Fed Study Shows Prepaid Growth Slowing
Prepaid cards accounted for 9.9 billion transactions and $270 billion in spending volume in the U.S. in 2015—an increase of $600 million since 2012—but prepaid growth is slowing as the products become more mainstream, according to a study from the Federal Reserve. Based on survey data from financial institutions, card networks and payment processors, the Federal Reserve Payments Study 2016 found that card payments—including credit, debit and prepaid—accounted for more than two-thirds of all noncash payments in the U.S. from 2012 to 2015. Over that period, the number of card payments increased by 19.9 billion transactions, with non-prepaid debit transactions jumping by 12.4 billion, credit card payments up by 6.9 billion and prepaid up by less than 1 billion. From 2009 to 2012, by comparison, prepaid transactions increased by a whopping 5.9 billion, according to the previous edition of the Fed Payments Study.
GPR cards accounted for the vast majority of the growth in prepaid transactions from 2012 to 2015, the Fed report found. There were a total of 3.7 billion GPR transactions in the U.S. in 2015, an increase of 600 million over 2012. GPR spending volume was $125.8 billion in 2015, up from $108.5 billion in 2012. However, the growth rate of GPR transactions has slowed; from 2009 to 2012, GPR transactions surged by 1.8 billion, according to the Fed. The average annual growth rate for GPR from 2012 to 2015 also was much lower than the preceding three years, at 5.6 percent to 34 percent, respectively.
Among other prepaid verticals, private-label prepaid cards issued by merchants, such as gift cards, saw transactions decline slightly from 3.7 billion in 2012 to 3.6 billion in 2015. However, the overall volume of private-label prepaid card payments actually increased over that period, from $50 billion in 2012 to $70 billion in 2015—meaning the average value of private-label card payment increased from $13 to $20 over those three years. Meanwhile, prepaid benefit card payments ticked up to 2.6 billion in 2015 from 2.5 billion in 2012, the report found. Overall transaction volume for prepaid benefit cards also rose over that period, from $70 billion to $80 billion.

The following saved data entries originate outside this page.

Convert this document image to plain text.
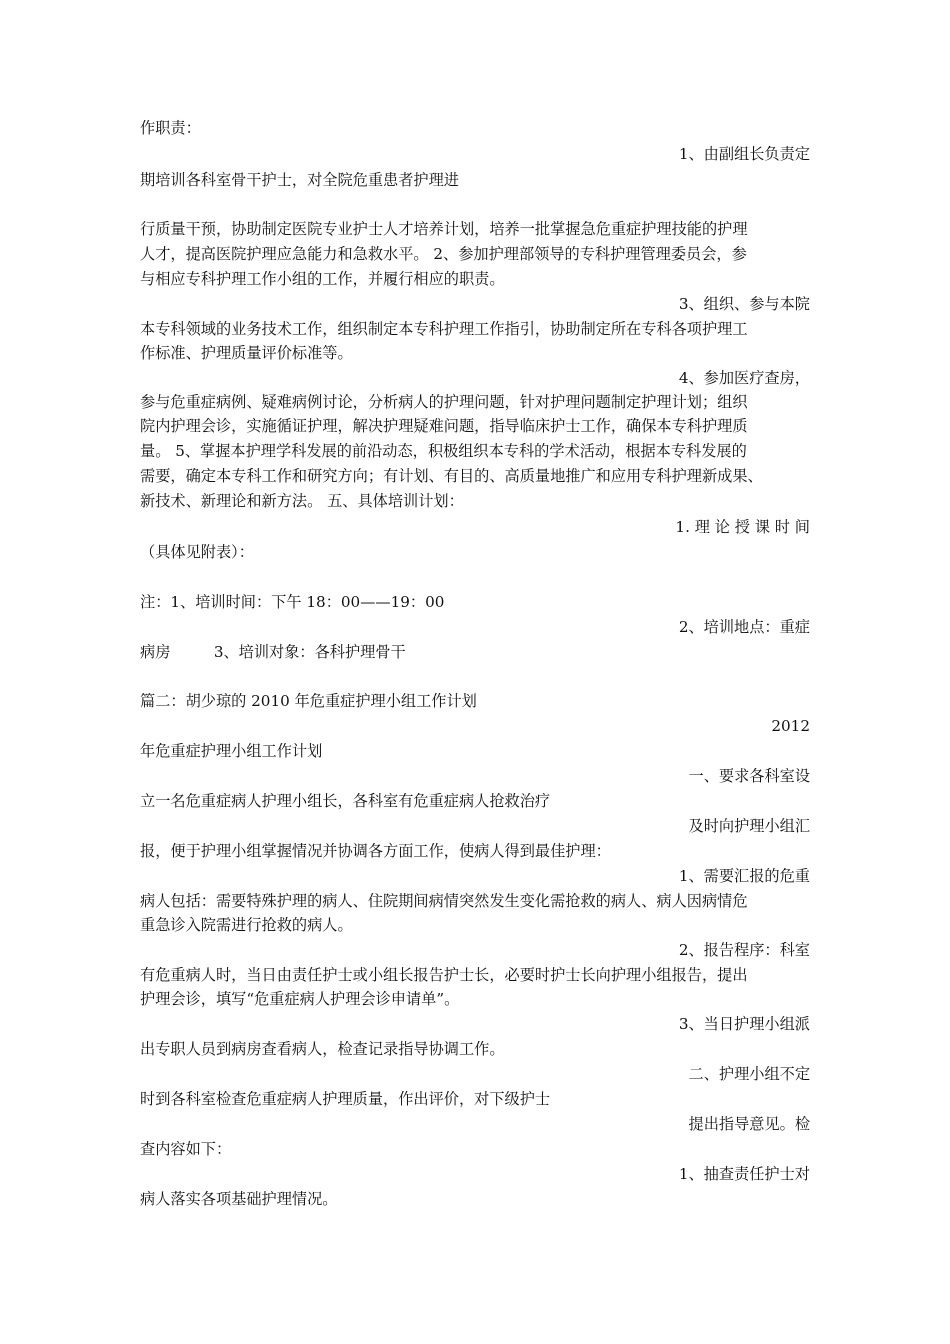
作职责：
1、由副组长负责定
期培训各科室骨干护士，对全院危重患者护理进
行质量干预，协助制定医院专业护士人才培养计划，培养一批掌握急危重症护理技能的护理
人才，提高医院护理应急能力和急救水平。 2、参加护理部领导的专科护理管理委员会，参
与相应专科护理工作小组的工作，并履行相应的职责。
3、组织、参与本院
本专科领域的业务技术工作，组织制定本专科护理工作指引，协助制定所在专科各项护理工
作标准、护理质量评价标准等。
4、参加医疗查房，
参与危重症病例、疑难病例讨论，分析病人的护理问题，针对护理问题制定护理计划；组织
院内护理会诊，实施循证护理，解决护理疑难问题，指导临床护士工作，确保本专科护理质
量。 5、掌握本护理学科发展的前沿动态，积极组织本专科的学术活动，根据本专科发展的
需要，确定本专科工作和研究方向；有计划、有目的、高质量地推广和应用专科护理新成果、
新技术、新理论和新方法。 五、具体培训计划：
1. 理 论 授 课 时 间
（具体见附表）：
注：1、培训时间：下午 18：00——19：00
2、培训地点：重症
病房         3、培训对象：各科护理骨干
篇二：胡少琼的 2010 年危重症护理小组工作计划
2012
年危重症护理小组工作计划
一、要求各科室设
立一名危重症病人护理小组长，各科室有危重症病人抢救治疗
及时向护理小组汇
报，便于护理小组掌握情况并协调各方面工作，使病人得到最佳护理：
1、需要汇报的危重
病人包括：需要特殊护理的病人、住院期间病情突然发生变化需抢救的病人、病人因病情危
重急诊入院需进行抢救的病人。
2、报告程序：科室
有危重病人时，当日由责任护士或小组长报告护士长，必要时护士长向护理小组报告，提出
护理会诊，填写“危重症病人护理会诊申请单”。
3、当日护理小组派
出专职人员到病房查看病人，检查记录指导协调工作。
二、护理小组不定
时到各科室检查危重症病人护理质量，作出评价，对下级护士
提出指导意见。检
查内容如下：
1、抽查责任护士对
病人落实各项基础护理情况。
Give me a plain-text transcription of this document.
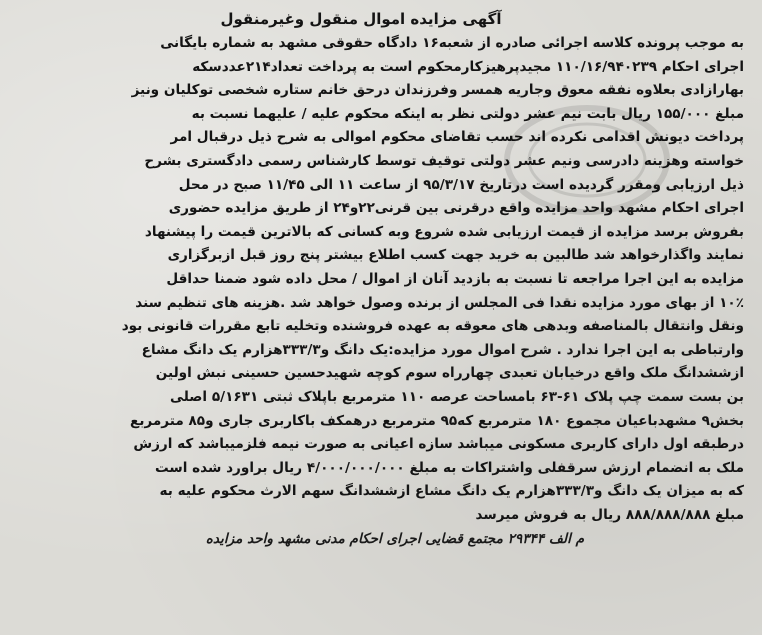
آگهی مزایده اموال منقول وغیرمنقول
به موجب پرونده کلاسه اجرائی صادره از شعبه۱۶ دادگاه حقوقی مشهد به شماره بایگانی
اجرای احکام ۱۱۰/۱۶/۹۴۰۲۳۹ مجیدپرهیزکارمحکوم است به پرداخت تعداد۲۱۴عددسکه
بهارازادی بعلاوه نفقه معوق وجاریه همسر وفرزندان درحق خانم ستاره شخصی توکلیان ونیز
مبلغ ۱۵۵/۰۰۰ ریال بابت نیم عشر دولتی نظر به اینکه محکوم علیه / علیهما نسبت به
پرداخت دیونش اقدامی نکرده اند حسب تقاضای محکوم اموالی به شرح ذیل درقبال امر
خواسته وهزینه دادرسی ونیم عشر دولتی توقیف توسط کارشناس رسمی دادگستری بشرح
ذیل ارزیابی ومقرر گردیده است درتاریخ ۹۵/۳/۱۷ از ساعت ۱۱ الی ۱۱/۴۵ صبح در محل
اجرای احکام مشهد واحد مزایده واقع درقرنی بین قرنی۲۲و۲۴ از طریق مزایده حضوری
بفروش برسد مزایده از قیمت ارزیابی شده شروع وبه کسانی که بالاترین قیمت را پیشنهاد
نمایند واگذارخواهد شد طالبین به خرید جهت کسب اطلاع بیشتر پنج روز قبل ازبرگزاری
مزایده به این اجرا مراجعه تا نسبت به بازدید آنان از اموال / محل داده شود ضمنا حداقل
۱۰٪ از بهای مورد مزایده نقدا فی المجلس از برنده وصول خواهد شد .هزینه های تنظیم سند
ونقل وانتقال بالمناصفه وبدهی های معوقه به عهده فروشنده وتخلیه تابع مقررات قانونی بود
وارتباطی به این اجرا ندارد . شرح اموال مورد مزایده:یک دانگ و۳۳۳/۳هزارم یک دانگ مشاع
ازششدانگ ملک واقع درخیابان تعبدی چهارراه سوم کوچه شهیدحسین حسینی نبش اولین
بن بست سمت چپ پلاک ۶۱-۶۳ بامساحت عرصه ۱۱۰ مترمربع باپلاک ثبتی ۵/۱۶۳۱ اصلی
بخش۹ مشهدباعیان مجموع ۱۸۰ مترمربع که۹۵ مترمربع درهمکف باکاربری جاری و۸۵ مترمربع
درطبقه اول دارای کاربری مسکونی میباشد سازه اعیانی به صورت نیمه فلزمیباشد که ارزش
ملک به انضمام ارزش سرقفلی واشتراکات به مبلغ ۴/۰۰۰/۰۰۰/۰۰۰ ریال براورد شده است
که به میزان یک دانگ و۳۳۳/۳هزارم یک دانگ مشاع ازششدانگ سهم الارث محکوم علیه به
مبلغ ۸۸۸/۸۸۸/۸۸۸ ریال به فروش میرسد
م الف ۲۹۳۴۴ مجتمع قضایی اجرای احکام مدنی مشهد واحد مزایده
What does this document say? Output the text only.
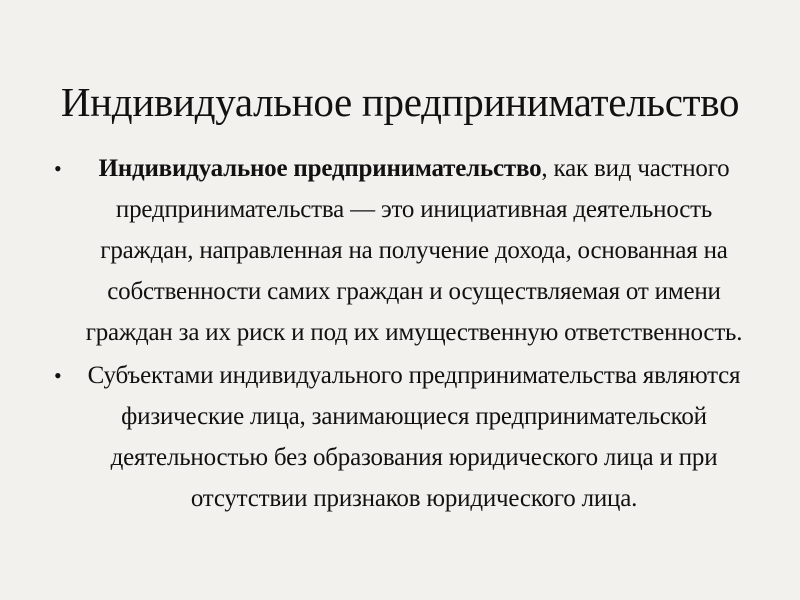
Индивидуальное предпринимательство
• Индивидуальное предпринимательство, как вид частного предпринимательства — это инициативная деятельность граждан, направленная на получение дохода, основанная на собственности самих граждан и осуществляемая от имени граждан за их риск и под их имущественную ответственность.
• Субъектами индивидуального предпринимательства являются физические лица, занимающиеся предпринимательской деятельностью без образования юридического лица и при отсутствии признаков юридического лица.
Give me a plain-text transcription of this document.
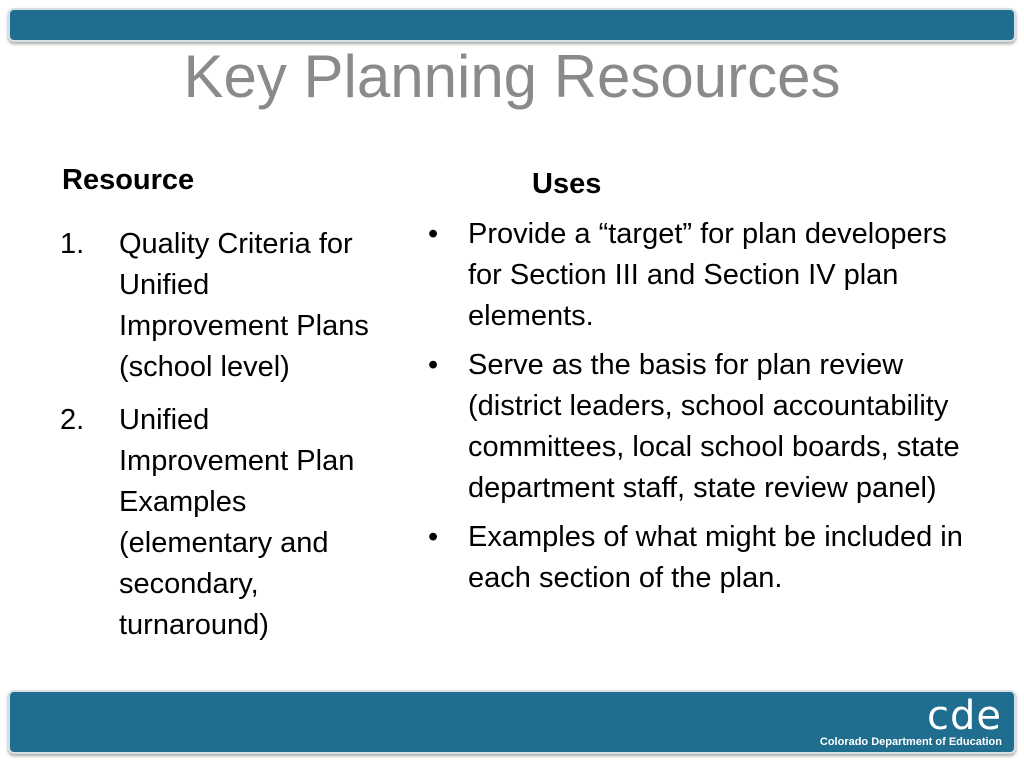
Key Planning Resources
Resource	Uses
1.	Quality Criteria for Unified Improvement Plans (school level)
2.	Unified Improvement Plan Examples (elementary and secondary, turnaround)
•	Provide a “target” for plan developers for Section III and Section IV plan elements.
•	Serve as the basis for plan review (district leaders, school accountability committees, local school boards, state department staff, state review panel)
•	Examples of what might be included in each section of the plan.
cde
Colorado Department of Education
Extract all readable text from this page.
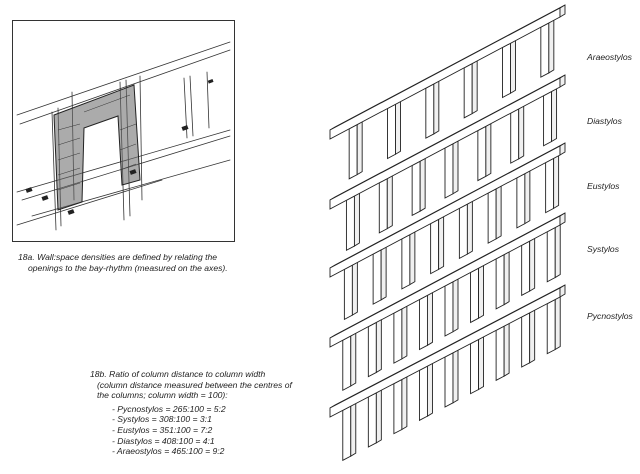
18a. Wall:space densities are defined by relating the
openings to the bay-rhythm (measured on the axes).
18b. Ratio of column distance to column width
(column distance measured between the centres of
the columns; column width = 100):
- Pycnostylos = 265:100 = 5:2
- Systylos = 308:100 = 3:1
- Eustylos = 351:100 = 7:2
- Diastylos = 408:100 = 4:1
- Araeostylos = 465:100 = 9:2
Araeostylos
Diastylos
Eustylos
Systylos
Pycnostylos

The Fed report also offered insight into early adoption levels of EMV chip technology. The number of transactions using EMV-equipped cards increased by an annual average of 230 percent per year from 2012 through 2015, but still only accounted for 2 percent of all in-person card payments in 2015. However, the payment networks’ October 2015 fraud liability shifts have accelerated merchant and issuer takeup of EMV in the period since, according to several studies following the liability shift.